Everyone knows the wincing, blushing, cringing horror that is a BAD DATE.
From the man who had information about his underpants emailed to his entire office, to the girl who ruptured her stomach when over-indulging at an all-you-can-eat restaurant, Bad Dates lays bare (in more ways than one) the ritual of humiliation that is dating.
The horrific tales it contains are sometimes embarrassing, often rude, and always absolutely hilarious. They proving conclusively that for every match made in heaven, there are dozens more made in hell!
Some quotes from the book...
I regretfully had to ask my man to take me home so that I could be alone with my bowels.
She tried to kill me there and then on her veranda.
I became confused when she climbed under the bed sheets - and instead of asking me to join her asked if I could possibly read her a bit of Harry Potter .
If you aren't out of here in ten seconds, she said, I'll chop your fucking balls off.
I'd been shat on.
it was like kissing a corpse.
It quickly became very clear that I was in my underpants in bed with two unknown Germans; who were slightly bewildered but certainly not hostile. - .

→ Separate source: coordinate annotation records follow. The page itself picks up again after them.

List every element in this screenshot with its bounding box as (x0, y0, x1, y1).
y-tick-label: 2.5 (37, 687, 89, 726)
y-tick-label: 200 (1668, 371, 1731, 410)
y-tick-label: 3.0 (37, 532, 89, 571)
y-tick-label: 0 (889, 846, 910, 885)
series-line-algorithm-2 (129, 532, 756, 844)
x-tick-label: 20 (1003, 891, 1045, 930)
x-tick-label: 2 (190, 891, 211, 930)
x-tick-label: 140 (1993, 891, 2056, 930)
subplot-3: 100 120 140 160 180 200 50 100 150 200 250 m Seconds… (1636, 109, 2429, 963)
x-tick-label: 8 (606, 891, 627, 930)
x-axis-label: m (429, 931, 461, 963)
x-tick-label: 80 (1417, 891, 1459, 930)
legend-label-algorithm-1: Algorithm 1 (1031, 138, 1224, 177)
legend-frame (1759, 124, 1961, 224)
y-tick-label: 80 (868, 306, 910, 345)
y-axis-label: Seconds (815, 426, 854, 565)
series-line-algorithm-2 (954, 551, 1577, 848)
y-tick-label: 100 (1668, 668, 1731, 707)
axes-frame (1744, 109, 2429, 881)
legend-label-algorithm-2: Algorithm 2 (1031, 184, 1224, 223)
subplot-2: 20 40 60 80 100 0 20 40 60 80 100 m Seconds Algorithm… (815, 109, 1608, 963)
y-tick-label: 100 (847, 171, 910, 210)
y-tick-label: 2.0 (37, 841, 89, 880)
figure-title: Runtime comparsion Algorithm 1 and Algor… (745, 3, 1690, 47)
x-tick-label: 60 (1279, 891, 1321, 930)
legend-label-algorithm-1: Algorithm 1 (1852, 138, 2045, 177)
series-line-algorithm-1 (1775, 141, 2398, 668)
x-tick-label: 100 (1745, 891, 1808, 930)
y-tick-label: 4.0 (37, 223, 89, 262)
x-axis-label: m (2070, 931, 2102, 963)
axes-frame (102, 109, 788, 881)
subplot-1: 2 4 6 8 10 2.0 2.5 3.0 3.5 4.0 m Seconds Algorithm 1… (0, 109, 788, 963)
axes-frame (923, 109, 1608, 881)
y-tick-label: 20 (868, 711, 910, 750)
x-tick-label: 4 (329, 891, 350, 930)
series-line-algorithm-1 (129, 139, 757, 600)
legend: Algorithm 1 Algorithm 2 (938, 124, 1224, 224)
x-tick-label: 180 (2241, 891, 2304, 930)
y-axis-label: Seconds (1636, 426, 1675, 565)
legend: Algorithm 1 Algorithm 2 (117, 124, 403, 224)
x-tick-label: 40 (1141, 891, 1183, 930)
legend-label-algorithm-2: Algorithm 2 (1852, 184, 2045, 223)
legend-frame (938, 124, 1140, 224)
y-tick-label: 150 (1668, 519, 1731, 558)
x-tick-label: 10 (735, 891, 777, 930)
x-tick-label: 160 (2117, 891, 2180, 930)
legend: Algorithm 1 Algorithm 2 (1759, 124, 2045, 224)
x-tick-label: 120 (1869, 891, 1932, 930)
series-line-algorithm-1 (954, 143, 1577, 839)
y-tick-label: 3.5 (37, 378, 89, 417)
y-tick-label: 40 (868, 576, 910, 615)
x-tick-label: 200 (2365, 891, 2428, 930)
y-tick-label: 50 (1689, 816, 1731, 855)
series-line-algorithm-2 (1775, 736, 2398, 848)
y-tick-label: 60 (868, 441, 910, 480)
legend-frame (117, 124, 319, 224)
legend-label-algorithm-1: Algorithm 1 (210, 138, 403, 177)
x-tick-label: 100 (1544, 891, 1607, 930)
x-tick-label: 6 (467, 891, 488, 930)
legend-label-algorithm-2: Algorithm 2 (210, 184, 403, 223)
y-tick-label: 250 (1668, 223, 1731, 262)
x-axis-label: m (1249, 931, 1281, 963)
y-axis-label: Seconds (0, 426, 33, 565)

Sam Jordison - M, under 30, 5'11", WGSOH, all limbs thankfully intact, no diseases to report - was the brains behind Crap Towns and Crap Towns II and so, according to an article in the Independent, started a small publishing revolution based around swear words. More recently he has written a book about cults, cranks and religious eccentrics called The Joy Of Sects. He lives in Oxford with his girlfriend and enjoys cycling along the river and watching old episodes of The Fall And Rise Of Reginald Perrin.